Interview with

Founder & Teacher, Desiring God

Audio Transcript

It’s not a comfortable subject, but it is essential that we understand sin — how it works, what it does to us, and how the gospel heals us from its damage. In his first message at the 2015 Pastors Conference, John Piper offered a brief survey of sin from the book of Romans. We jump into the message in the following clip, as Pastor John addresses Romans 1:18.
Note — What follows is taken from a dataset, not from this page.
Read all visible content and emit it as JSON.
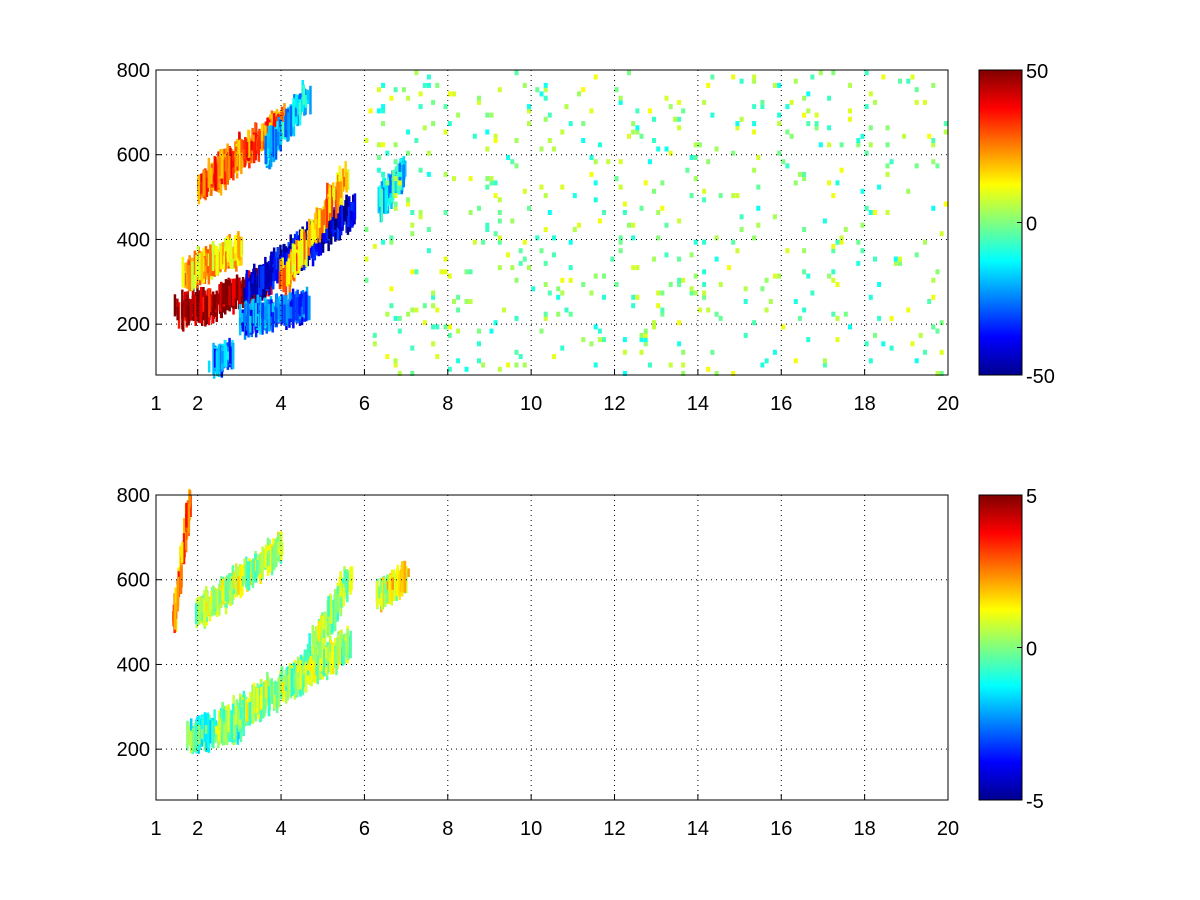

Romans 1:18 says, “The wrath of God is revealed from heaven against all ungodliness and unrighteousness of men, who by their unrighteousness suppress the truth.” So here mankind in general is described as ungodly and unrighteousness. First John 5:17 says, “All wrongdoing [unrighteousness] is sin.”

Under Cover of Darkness

So we know what we are dealing with here: “all ungodliness and unrighteousness of men, who by their unrighteousness suppress the truth.” Our ungodliness and unrighteousness incline us to suppress truth. We repel the light. We run into darkness. Jesus said in John 3 that we are guilty sinners, not because we are victims of darkness, but lovers of darkness. “The light has come into the world, and people loved the darkness rather than the light” (John 3:19). So right off the bat I am getting the feeling that deep down in me these issues are love issues. I love the dark. I can suppress the truth so much more easily in the dark. And that is what sin does. It suppresses truth.

What truth does it specialize in suppressing? Look at verse 19: “For what can be known about God is plain to them, because God has shown it to them.” Knowledge of God is the truth that sin wants to suppress. “So they are without excuse” (Romans 1:20). Why? “For although they knew God, they did not honor him as God or give thanks to him” (Romans 1:21).

So the root of why we suppress the truth is that we don’t want to glorify or thank God. And the truth is always testifying to his glory and his beneficence, and so it has to be squished down, put out of our mind, lest we feel guilty about not glorifying and thanking him. We don’t want to do it, because we are sinners. And sin doesn’t thank God. Sin doesn’t glorify God. Sin loves darkness, which conceals the glory of God and the beneficence of God.

Exchanged for a Screen

Sin is not just a hater of the light and of the knowledge of God, desiring to suppress it. Sin is a lover. When the hated truth is suppressed, the loved lie is embraced. Verses 22–23 continue, speaking of those who suppress the truth and who have darkened hearts: “Claiming to be wise, they became fools, and exchanged the glory of the immortal God for images.” They don’t just bury truth. They embrace alternative lovers.

There is no vacuum in the human heart ever. When the real God is rejected, images are embraced: they “exchanged the glory of God for images.” Sin hates the true God and sin loves God-substituting images. And we, more than any culture in the history of the world, live in an age of images. We spend almost all our leisure time looking at images. It’s quite irrelevant, I think, for Paul, that those images were stone or wood alongside of an Athenian road, and ours are on our phone or television or computer; that’s irrelevant. The issue is substitution: we exchange the infinitely valuable glory of God for the glory of that show of images coming off the screen.